The surname Goñi, to the foundling children
Don Mariano Arigita, in his study on San Miguel de Aralar, in dealing with the genealogy of the Goñi family, states that "there is no surname in Navarre, whose genealogy is more difficult to justify its link with the main house or branch than that of Goñi. Believing that the administrators of the general hospital of Pamplona were paying an irrefutable tribute of gratitude to the pious Don Remiro de Goñi, its founder, they began to give this surname to all the foundlings that entered the said charitable establishment, with which the surname has spread so much that there is hardly a town in Navarre where there is not one that bears it, and above all in Pamplona, where people of all classes and conditions have it".

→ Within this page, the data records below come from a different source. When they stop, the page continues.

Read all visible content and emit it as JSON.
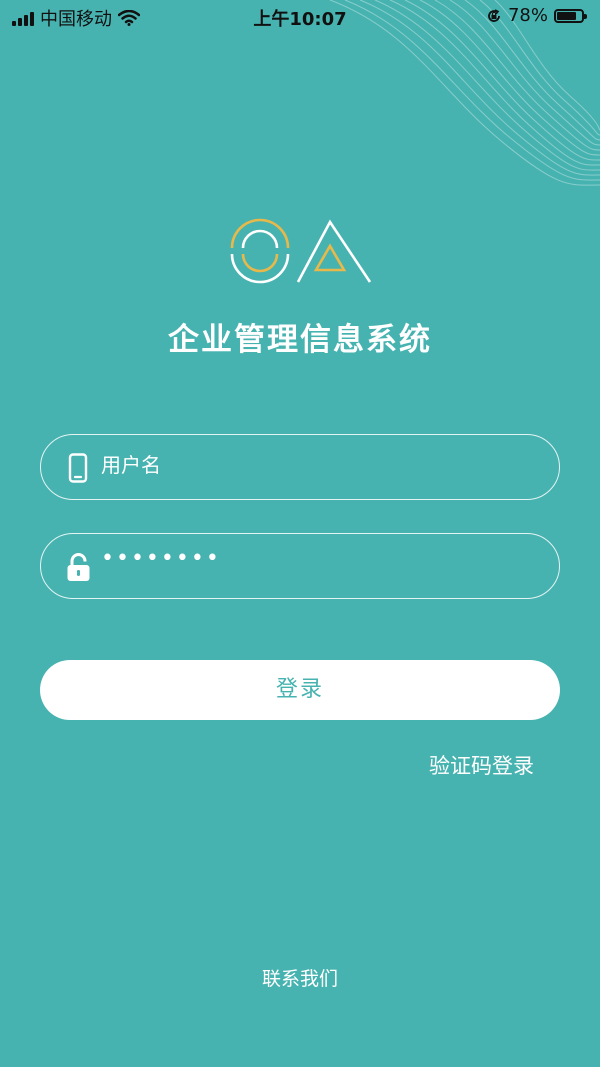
{
  "status_bar": {
    "carrier": "中国移动",
    "time": "上午10:07",
    "battery_text": "78%",
    "battery_level": 0.78,
    "icons": [
      "signal-icon",
      "wifi-icon",
      "orientation-lock-icon",
      "battery-icon"
    ]
  },
  "app": {
    "title": "企业管理信息系统"
  },
  "login_form": {
    "username_placeholder": "用户名",
    "password_value": "••••••••",
    "login_label": "登录",
    "sms_login_label": "验证码登录"
  },
  "footer": {
    "contact_label": "联系我们"
  },
  "colors": {
    "background": "#47b3b0",
    "logo_gold": "#e8b94a",
    "text": "#ffffff"
  }
}
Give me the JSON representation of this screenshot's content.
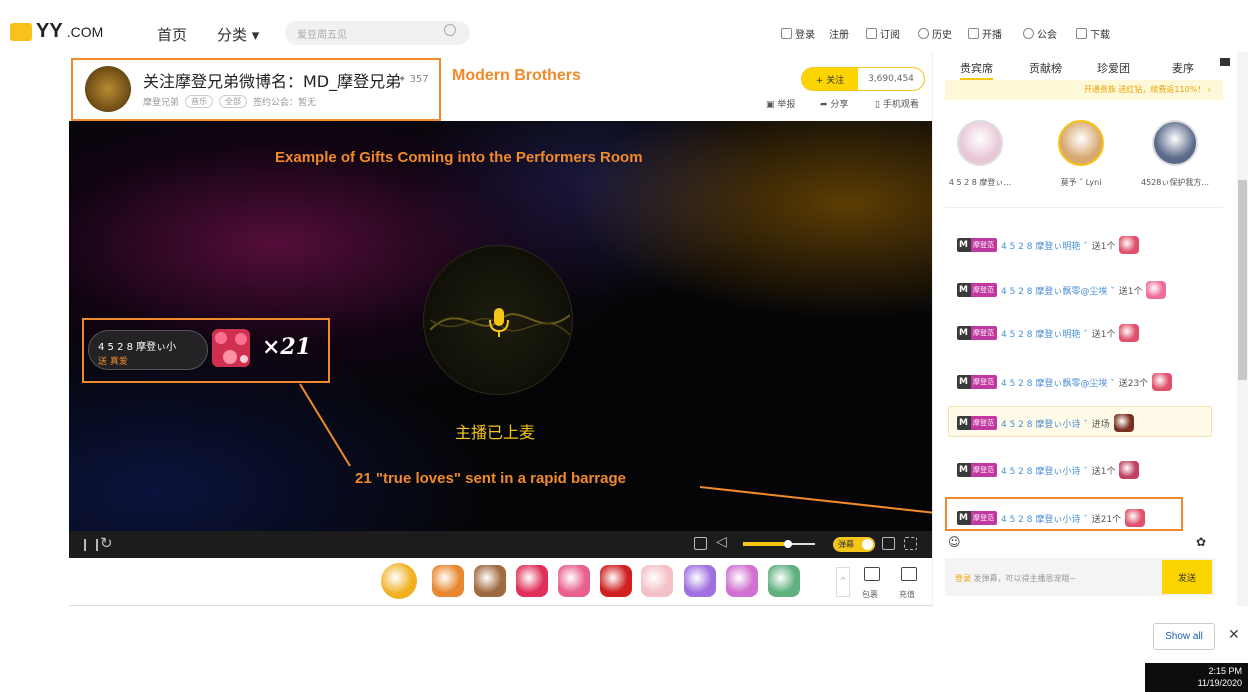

As is well known, Don Remiro de Goñi, from Agramonte, brother of the palatial de Goñi, was archdeacon of the Table of his cathedral, one of the highest dignities of his chapter and a distinguished canonist, a prototype of a man of merit in art, science and charity, he belonged to the Royal committee and composed two works of his specialization program, published in Toulouse and Lyon in 1549 and 1550. As a good son of the century of Humanism, concerned about the res publica, he cooperated decisively in the construction of the General Hospital, contributing from the beginning of its construction, between 1545 and its completion in 1551, the amount of 7,000 ducats, to which were added other amounts given by the viceroy, the Regiment of the city, several canons and individuals to degree scroll particular from different parts of Navarre.

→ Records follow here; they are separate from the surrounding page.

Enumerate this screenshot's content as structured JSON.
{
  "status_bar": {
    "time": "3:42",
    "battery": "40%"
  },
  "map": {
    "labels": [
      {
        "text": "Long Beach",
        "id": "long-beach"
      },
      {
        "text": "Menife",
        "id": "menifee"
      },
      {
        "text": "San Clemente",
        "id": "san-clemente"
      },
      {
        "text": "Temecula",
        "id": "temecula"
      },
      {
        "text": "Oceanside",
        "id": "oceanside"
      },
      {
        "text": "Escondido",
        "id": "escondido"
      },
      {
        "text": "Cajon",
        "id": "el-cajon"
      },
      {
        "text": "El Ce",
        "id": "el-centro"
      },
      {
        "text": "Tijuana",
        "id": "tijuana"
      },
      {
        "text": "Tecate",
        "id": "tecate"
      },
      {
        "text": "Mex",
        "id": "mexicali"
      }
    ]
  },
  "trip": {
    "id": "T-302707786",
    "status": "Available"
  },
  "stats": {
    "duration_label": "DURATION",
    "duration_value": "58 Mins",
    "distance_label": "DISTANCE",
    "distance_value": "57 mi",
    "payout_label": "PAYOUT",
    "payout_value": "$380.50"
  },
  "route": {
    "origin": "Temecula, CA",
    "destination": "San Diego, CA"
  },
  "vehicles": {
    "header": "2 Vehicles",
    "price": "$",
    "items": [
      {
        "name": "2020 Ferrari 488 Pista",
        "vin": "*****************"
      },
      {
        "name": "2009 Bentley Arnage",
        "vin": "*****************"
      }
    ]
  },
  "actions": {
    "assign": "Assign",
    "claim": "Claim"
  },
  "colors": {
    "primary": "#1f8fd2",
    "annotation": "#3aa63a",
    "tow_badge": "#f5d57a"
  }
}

His surname, of legendary resonances due to the apparition of San Miguel to Don Teodosio, was imposed on numerous foundlings who were collected in the aforementioned Hospital and only ceased to be made around 1807, according to the learned parish priest of San Cernin and best connoisseur of the history of the parish, Don Juan Albizu y Sainz de Murieta.

At the beginning of the 19th century, some enlightened reforms concerning the honorability of the people and the dignity of the tr below staff and guide had already taken hold. Not many years ago, in 1783, the famous blanket had been removed from the wall of the Wayside Cross of the cathedral of Tudela, which contained the census with the names and surnames of the converts who decided to stay, after the expulsion of the Jews from the city, to their public discredit in front of the old Christians. Although the specific motive was aesthetic and the chapter obtained the approval to move the blanket to a more discreet place - the chapel of the Christ of Forgiveness -, the force that some enlightened ideas were taking in the capital of the Ribera does not escape us.

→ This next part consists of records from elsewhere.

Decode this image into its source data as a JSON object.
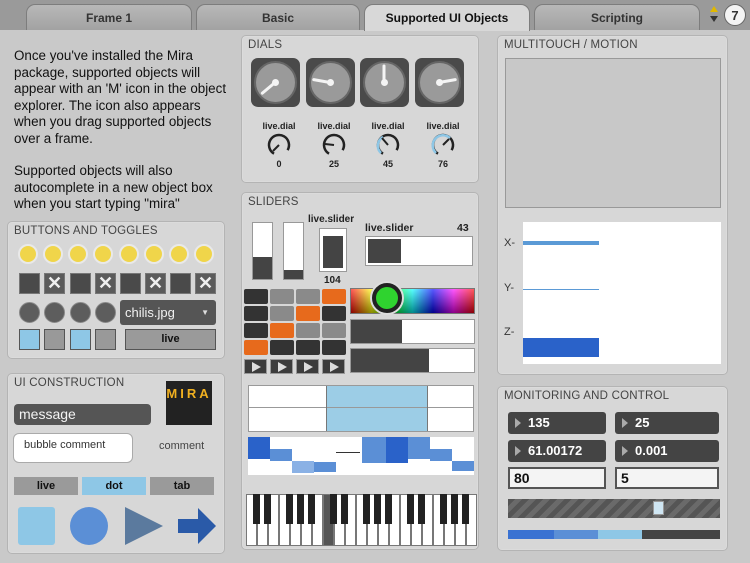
{
  "tabs": [
    {
      "label": "Frame 1"
    },
    {
      "label": "Basic"
    },
    {
      "label": "Supported UI Objects"
    },
    {
      "label": "Scripting"
    }
  ],
  "logo_glyph": "7",
  "intro": {
    "para1": "Once you've installed the Mira package, supported objects will appear with an 'M' icon in the object explorer. The icon also appears when you drag supported objects over a frame.",
    "para2": "Supported objects will also autocomplete in a new object box when you start typing \"mira\""
  },
  "dials": {
    "title": "DIALS",
    "live_dials": [
      {
        "label": "live.dial",
        "value": "0"
      },
      {
        "label": "live.dial",
        "value": "25"
      },
      {
        "label": "live.dial",
        "value": "45"
      },
      {
        "label": "live.dial",
        "value": "76"
      }
    ]
  },
  "sliders": {
    "title": "SLIDERS",
    "vertical_label": "live.slider",
    "vertical_value": "104",
    "horizontal_label": "live.slider",
    "horizontal_value": "43"
  },
  "multitouch": {
    "title": "MULTITOUCH / MOTION",
    "axes": [
      "X-",
      "Y-",
      "Z-"
    ]
  },
  "buttons": {
    "title": "BUTTONS AND TOGGLES",
    "menu_value": "chilis.jpg",
    "live_button": "live"
  },
  "construction": {
    "title": "UI CONSTRUCTION",
    "message": "message",
    "bubble": "bubble comment",
    "comment": "comment",
    "tabs": [
      "live",
      "dot",
      "tab"
    ],
    "mira_logo": "MIRA"
  },
  "monitoring": {
    "title": "MONITORING AND CONTROL",
    "num1": "135",
    "num2": "25",
    "flo1": "61.00172",
    "flo2": "0.001",
    "box1": "80",
    "box2": "5"
  },
  "colors": {
    "accent_blue": "#5b8fd6",
    "light_blue": "#8ec7e6",
    "yellow": "#f0d54a",
    "orange": "#e76a1c"
  }
}
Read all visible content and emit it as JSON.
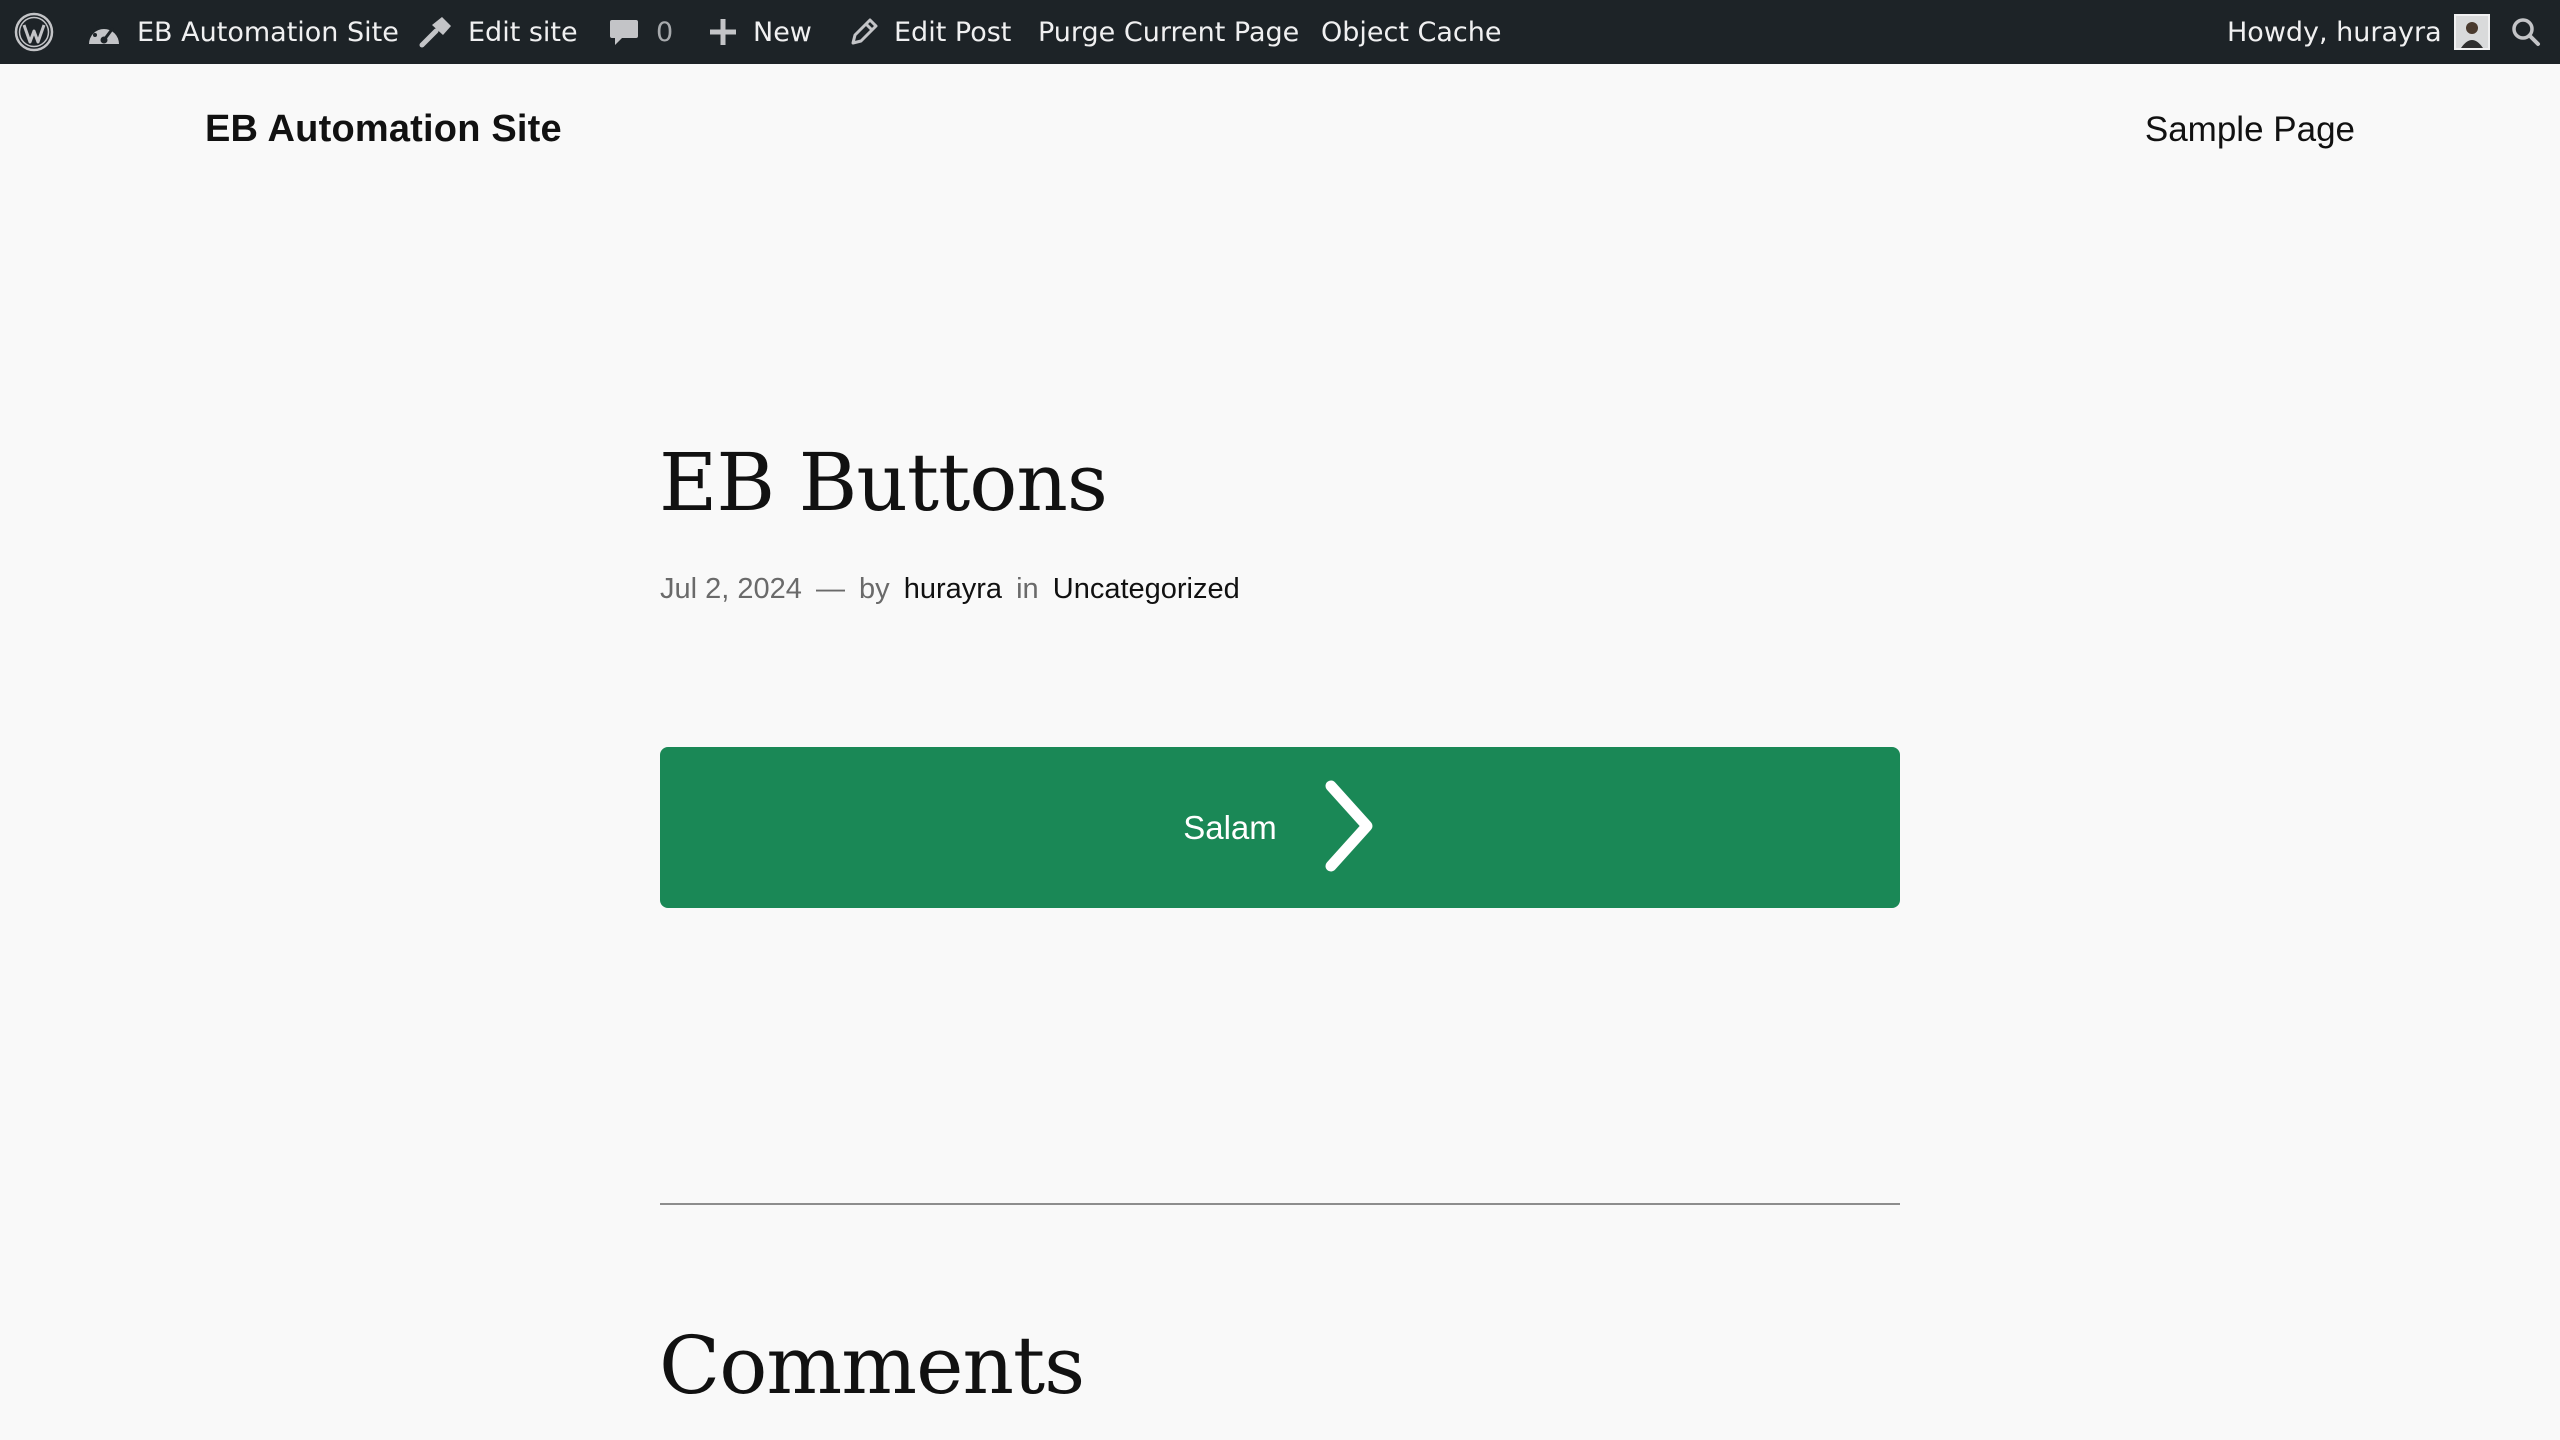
{
  "admin_bar": {
    "wp_logo_icon": "wordpress-logo-icon",
    "site_name": "EB Automation Site",
    "site_icon": "dashboard-icon",
    "edit_site": "Edit site",
    "edit_site_icon": "hammer-icon",
    "comments_count": "0",
    "comments_icon": "speech-bubble-icon",
    "new": "New",
    "new_icon": "plus-icon",
    "edit_post": "Edit Post",
    "edit_post_icon": "pencil-icon",
    "purge": "Purge Current Page",
    "object_cache": "Object Cache",
    "howdy": "Howdy, hurayra",
    "search_icon": "search-icon",
    "colors": {
      "background": "#1d2327",
      "text": "#f0f0f1",
      "muted": "#a7aaad"
    }
  },
  "header": {
    "site_title": "EB Automation Site",
    "nav": [
      "Sample Page"
    ]
  },
  "post": {
    "title": "EB Buttons",
    "date": "Jul 2, 2024",
    "dash": "—",
    "by": "by",
    "author": "hurayra",
    "in": "in",
    "category": "Uncategorized"
  },
  "button": {
    "label": "Salam",
    "icon": "chevron-right-icon",
    "color": "#1a8856"
  },
  "comments": {
    "title": "Comments"
  },
  "colors": {
    "page_background": "#f9f9f9",
    "text": "#111111",
    "meta_text": "#6a6a6a"
  }
}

The parish of San Saturnino itself, to which we have alluded, experienced during those years the Withdrawal of its vicar Juan Bautista Ciga, in 1806, in what the aforementioned Juan Albizu calls adverse religious-political-social circumstances. A new vicar was elected for a little more than three months, and the post remained vacant until 1815, with priests commissioned by the diocesan authority carrying out their duties on an interim basis, precisely at the time when the surname Goñi ceased to be imposed on the foundlings.